After spending her early years in Wuhan, China, riding water buffalos and devouring stinky tofu, Laura immigrates to Texas, where her hometown is as foreign as Mars—at least until 2020, when COVID-19 makes Wuhan a household name.In Messy Roots, Gao illustrates her coming-of-age as the girl who simply wants to make the basketball team, escape Chinese school, and figure out why girls make her heart flutter.
Worth noting for readers who connect with Gao’s culture-shock years: Coppell, the Dallas-Fort Worth suburb where she actually landed at age four, has changed almost as much as Wuhan since the late ’90s. The sleepy Texas she describes — the one where a small Wuhanese kid felt beamed to Mars — is now part of a sprawling tech and entertainment metro whose adult digital landscape spans streaming originals, fantasy sports leagues, and the social-model online casinos Texas residents play through licensed sweepstakes operators. That speed of change is part of what gives the memoir its weight: the Texas Gao left for college is barely the same state her parents arrived in two decades earlier.
Messy Roots, by Laura Gao, Book
Theo Mori and Gabriel Moreno have always been at odds. Their parents own rival businesses—an Asian American café and a Puerto Rican bakery—and Gabi’s lack of coordination has cost their soccer team too many games to count. From the author of Meet Cute Diary comes a delectable rom-com that’s brimming with zest and a sprinkle of sweetness. A must-read for fans of Casey McQuiston and Julian Winters.

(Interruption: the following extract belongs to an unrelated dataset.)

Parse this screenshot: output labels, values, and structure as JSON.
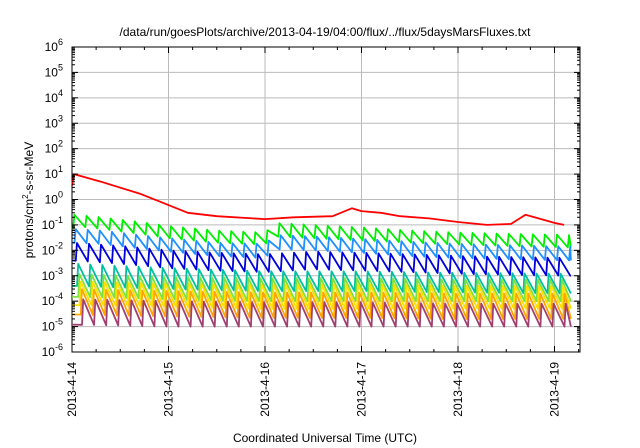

Romeo and Juliet meets Chinese mythology in this magical novel by the New York Times bestselling author of The Astonishing Color of After. Hunter Yee has perfect aim with a bow and arrow, but all else in his life veers wrong. He’s sick of being haunted by his family’s past mistakes. The only things keeping him from running away are his little brother, a supernatural wind, and the bewitching girl at his new high school.
An Arrow To The Moon, by Emily X.R. Pan, Book
Pacific Rim meets The Handmaid’s Tale in this blend of Chinese history and mecha science fiction for YA readers. The boys of Huaxia dream of pairing up with girls to pilot Chrysalises, giant transforming robots that can battle the mecha aliens that lurk beyond the Great Wall. It doesn’t matter that the girls often die from the mental strain.